Culture of Afanasievo

The ” Afanasievo ” ‘(or Afanasevo, Afanasyevo) culture is a southern Siberian culture, dated from 3300/3200 to 2600/2400 BCE. From an archaeological point of view, it expresses a material culture of the age of copper.

The Afanasievo culture is best known from excavations carried out in the Minusinsk region of southern Krasnoyarsk Krai in southern Siberia, but is also found in western Mongolia, northern Xinjiang. East and central Kazakhstan, with connections or extensions to Tajikistan and the Aral Sea region, or even further east to Xinjiang and beyond, to western China, through Qijia culture

The culture of Afanasievo is best known through his burials, where the deceased is buried in conical or rectangular enclosures, often lying down. These burials have a remarkable resemblance to those, much more Western of the Yamna culture (north of the Black Sea), and to a lesser extent of the culture of the catacombs and the culture of Poltavka, which are all considered Indo-European and pertaining to the culture of the kurganes, herself considered by Marija Gimbutas as the matrix of the Indo-European peoples. Beyond the burial sites, there are also traces of a number of settlements. Objects in metal (copper then bronze), as well as the presence of wheeled vehicles are documented. This culture plays an important role for the archeology of East Asia, because through it the bronze metallurgy could have been introduced for the first time in China. However, it will be necessary to wait for the culture of Qijia in China, in contact with the complex of Seima-Turbino and Andronovo culture which are later in the steppe, to see the start of the Bronze Age in China. The culture of Afanasievo also mastered the work of gold and silver. The economy seems to have been semi-nomadic pastoralism, with the breeding of cattle, sheep, goats and horses, supplemented by hunting wild game.

The ancient, Indo-European and Eastern character of this culture makes it a good candidate as an ancestor of the Tokharian people (or Arśi-Kuči). These populations spoke two related Indo-European languages ​​in the Tarim Basin (western China), still used by the end of the millennium AD. These populations seemed to descend from the “mummy people of Tarim”, who had already lived in the Tarim since the beginning of the millennium BC. Bernard Sergent writes that there is “some consistency [in] the idea, defended by James Mallory, that the Arśi-Kuči stem from the Siberian culture of Afanasievo, and settled in the region of Tarim well before the beginning of the expansion of speakers of Indo-Iranian languages ​​from the same European regions to Asia “.

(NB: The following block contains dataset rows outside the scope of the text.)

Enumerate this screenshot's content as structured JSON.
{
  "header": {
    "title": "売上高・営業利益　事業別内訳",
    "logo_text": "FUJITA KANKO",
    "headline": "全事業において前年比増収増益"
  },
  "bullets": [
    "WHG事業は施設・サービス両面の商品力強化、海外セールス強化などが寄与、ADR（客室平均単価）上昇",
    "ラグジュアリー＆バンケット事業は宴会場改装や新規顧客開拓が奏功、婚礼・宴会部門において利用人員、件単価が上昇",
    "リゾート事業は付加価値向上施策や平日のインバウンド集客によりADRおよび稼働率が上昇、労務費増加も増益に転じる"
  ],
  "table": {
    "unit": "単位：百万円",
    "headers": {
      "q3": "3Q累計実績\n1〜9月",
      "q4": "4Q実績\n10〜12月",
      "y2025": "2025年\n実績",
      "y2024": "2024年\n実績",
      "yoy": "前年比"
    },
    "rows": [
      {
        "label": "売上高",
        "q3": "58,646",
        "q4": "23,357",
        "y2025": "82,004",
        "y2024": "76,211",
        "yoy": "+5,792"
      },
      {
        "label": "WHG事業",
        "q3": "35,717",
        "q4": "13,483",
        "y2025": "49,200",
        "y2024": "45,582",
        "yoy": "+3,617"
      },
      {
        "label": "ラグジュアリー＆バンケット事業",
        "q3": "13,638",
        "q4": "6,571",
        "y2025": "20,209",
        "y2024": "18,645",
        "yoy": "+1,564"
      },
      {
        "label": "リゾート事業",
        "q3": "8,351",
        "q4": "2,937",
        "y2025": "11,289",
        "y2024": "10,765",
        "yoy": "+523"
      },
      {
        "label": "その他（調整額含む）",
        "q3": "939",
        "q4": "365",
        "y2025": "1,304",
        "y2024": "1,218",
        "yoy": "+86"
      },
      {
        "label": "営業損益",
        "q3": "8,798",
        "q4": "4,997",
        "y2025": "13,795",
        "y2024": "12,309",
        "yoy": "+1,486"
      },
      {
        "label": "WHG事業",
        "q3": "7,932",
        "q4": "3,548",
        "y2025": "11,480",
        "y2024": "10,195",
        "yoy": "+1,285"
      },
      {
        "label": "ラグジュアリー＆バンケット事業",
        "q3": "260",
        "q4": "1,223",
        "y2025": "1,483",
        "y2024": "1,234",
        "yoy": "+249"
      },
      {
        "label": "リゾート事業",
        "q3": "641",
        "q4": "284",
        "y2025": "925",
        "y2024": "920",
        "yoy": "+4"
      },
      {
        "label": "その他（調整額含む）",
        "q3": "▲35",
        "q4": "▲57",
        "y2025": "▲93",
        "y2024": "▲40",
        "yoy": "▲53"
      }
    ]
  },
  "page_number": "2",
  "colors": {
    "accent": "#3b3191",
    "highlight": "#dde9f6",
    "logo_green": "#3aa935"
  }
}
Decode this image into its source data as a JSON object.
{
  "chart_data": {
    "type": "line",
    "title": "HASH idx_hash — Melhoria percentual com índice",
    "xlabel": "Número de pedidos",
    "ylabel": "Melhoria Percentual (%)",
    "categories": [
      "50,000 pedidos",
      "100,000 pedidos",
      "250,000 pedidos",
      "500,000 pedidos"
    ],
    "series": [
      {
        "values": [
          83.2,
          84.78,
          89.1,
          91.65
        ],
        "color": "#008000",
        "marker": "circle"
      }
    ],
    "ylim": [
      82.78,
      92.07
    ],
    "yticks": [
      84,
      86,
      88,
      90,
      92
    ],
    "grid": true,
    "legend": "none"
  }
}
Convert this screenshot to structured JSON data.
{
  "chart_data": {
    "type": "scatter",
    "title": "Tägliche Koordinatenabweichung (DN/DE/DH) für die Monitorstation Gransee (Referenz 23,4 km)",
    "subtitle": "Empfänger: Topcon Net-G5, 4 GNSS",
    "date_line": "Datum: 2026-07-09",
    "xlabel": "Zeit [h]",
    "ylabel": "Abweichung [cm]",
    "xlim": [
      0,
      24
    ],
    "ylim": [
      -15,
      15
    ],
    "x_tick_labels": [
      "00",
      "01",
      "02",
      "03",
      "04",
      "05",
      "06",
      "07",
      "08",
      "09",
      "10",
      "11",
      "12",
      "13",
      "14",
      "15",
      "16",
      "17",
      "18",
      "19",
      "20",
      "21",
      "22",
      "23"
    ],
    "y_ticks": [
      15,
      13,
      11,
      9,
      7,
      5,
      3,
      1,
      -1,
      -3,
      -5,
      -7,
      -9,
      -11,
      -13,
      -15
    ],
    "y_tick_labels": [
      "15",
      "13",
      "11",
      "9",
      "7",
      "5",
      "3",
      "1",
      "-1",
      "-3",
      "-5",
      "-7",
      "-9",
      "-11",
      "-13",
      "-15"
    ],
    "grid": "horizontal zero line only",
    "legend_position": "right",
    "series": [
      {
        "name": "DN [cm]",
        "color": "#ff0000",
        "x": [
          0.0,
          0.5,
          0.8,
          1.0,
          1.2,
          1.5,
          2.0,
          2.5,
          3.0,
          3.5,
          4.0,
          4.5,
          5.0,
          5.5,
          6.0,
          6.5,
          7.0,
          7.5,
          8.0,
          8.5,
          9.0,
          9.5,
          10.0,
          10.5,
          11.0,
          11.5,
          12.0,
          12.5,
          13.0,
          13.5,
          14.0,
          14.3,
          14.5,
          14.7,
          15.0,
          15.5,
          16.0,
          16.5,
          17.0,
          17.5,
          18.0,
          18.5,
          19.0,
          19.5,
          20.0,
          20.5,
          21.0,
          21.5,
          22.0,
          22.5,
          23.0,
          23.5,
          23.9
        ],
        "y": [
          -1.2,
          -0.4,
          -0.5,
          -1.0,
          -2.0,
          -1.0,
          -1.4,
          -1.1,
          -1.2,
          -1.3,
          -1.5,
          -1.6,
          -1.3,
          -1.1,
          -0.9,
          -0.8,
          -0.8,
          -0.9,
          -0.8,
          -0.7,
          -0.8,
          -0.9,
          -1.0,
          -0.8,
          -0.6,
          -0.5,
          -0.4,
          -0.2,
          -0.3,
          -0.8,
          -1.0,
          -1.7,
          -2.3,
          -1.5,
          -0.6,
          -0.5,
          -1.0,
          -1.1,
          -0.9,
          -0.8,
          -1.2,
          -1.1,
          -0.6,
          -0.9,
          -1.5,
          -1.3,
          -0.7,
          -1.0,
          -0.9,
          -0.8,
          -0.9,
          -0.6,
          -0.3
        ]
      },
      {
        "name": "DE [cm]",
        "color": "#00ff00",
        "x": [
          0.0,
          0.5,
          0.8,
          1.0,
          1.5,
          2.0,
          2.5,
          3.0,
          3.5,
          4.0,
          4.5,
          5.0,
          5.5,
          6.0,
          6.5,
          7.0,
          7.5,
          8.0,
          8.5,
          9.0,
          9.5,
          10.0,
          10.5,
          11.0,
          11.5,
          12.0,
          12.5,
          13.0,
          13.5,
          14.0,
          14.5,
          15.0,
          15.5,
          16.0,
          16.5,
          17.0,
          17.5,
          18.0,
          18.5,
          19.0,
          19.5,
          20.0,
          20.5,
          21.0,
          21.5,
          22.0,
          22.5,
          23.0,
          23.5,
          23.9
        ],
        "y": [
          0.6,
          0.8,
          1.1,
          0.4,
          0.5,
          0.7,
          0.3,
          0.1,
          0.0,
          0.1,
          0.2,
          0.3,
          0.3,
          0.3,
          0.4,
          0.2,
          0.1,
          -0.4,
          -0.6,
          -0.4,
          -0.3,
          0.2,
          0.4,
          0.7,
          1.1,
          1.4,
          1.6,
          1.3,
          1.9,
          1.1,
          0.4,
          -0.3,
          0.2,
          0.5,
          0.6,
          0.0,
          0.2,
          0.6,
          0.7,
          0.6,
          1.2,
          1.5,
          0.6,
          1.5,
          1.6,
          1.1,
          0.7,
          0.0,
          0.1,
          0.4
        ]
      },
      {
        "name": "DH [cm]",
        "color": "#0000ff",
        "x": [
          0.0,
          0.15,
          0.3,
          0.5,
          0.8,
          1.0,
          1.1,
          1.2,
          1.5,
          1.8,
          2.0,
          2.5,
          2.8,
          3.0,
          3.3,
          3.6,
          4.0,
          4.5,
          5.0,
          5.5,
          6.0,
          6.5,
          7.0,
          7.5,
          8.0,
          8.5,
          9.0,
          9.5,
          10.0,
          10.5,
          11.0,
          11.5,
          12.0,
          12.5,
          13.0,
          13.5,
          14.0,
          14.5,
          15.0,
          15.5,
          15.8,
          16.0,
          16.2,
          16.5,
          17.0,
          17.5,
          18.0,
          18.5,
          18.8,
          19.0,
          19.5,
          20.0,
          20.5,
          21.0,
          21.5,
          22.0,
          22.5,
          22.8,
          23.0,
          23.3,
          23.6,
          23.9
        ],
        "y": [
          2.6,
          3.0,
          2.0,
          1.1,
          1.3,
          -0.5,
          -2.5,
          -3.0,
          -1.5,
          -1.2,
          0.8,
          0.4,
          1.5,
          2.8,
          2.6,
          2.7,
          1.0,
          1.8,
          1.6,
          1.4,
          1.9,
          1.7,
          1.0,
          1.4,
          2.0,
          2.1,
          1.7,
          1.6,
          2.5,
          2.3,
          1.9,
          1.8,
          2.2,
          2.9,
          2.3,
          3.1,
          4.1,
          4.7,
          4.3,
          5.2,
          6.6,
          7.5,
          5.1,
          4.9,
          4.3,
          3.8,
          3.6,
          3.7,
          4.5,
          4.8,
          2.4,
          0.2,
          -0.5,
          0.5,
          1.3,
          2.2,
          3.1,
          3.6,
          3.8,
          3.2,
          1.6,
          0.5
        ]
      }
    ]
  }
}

The culture of Afanasievo disappeared by being gradually replaced by Okunevo culture, largely of Siberian origin and supposedly non-Indo-European. The latter was itself later replaced by the Andronovo culture, which constitutes a new Indo-European wave originating in Europe, which would be at the origin, this time of the branch of the Indo-Iranian languages.

Several autosomal DNA samples from the graves of the Afanasievo culture were studied and published in 2015. They reveal that the genomes of this population are remarkably identical to those of the Yamna culture, contemporary in the European steppe several thousand kilometers away. This makes it necessary to consider from now on that the culture of Afanasievo is directly resulting from a migration of a group of the culture of Yamna, without intermediary and without any mixture with other populations. The Y chromosome haplotypes of three men could also be determined: they are all three R1b, including one R1b M269, the same haplotypes as those found in the Yamna culture. This has also determined that Andronovo culture, later in Central Asia and also with strong Indo-European cultural and anthropological characteristics, certainly has a genetically very close population to that of Afanasievo culture, but that it does not come out of it. The Andronovo culture is in fact derived from the culture of Sintashta, itself a direct result of a migration from the culture of corded ceramics in north-central Europe, which is another Indo-European culture also closely linked. Yamna culture (the population of the Corded Ceramic culture is also largely genetically derived from that of the Yamna culture, but it has a weak mixture with other European populations that give it a genetic signature that allows to differentiate it from the samples of the cultureof Yamna, and this signature is found in the samples of the cultures of Sintashta and Andronovo but not in those of the culture of Afanasievo). The Andronovo culture is therefore the result of a second wave of migration from Europe to Central Asia, independent of that which gave rise to the Afanasievo culture. The Y haplotypes found in the Andronovo culture also confirm this since they are mainly R1a, like those of the culture of corded ceramics in Central Europe.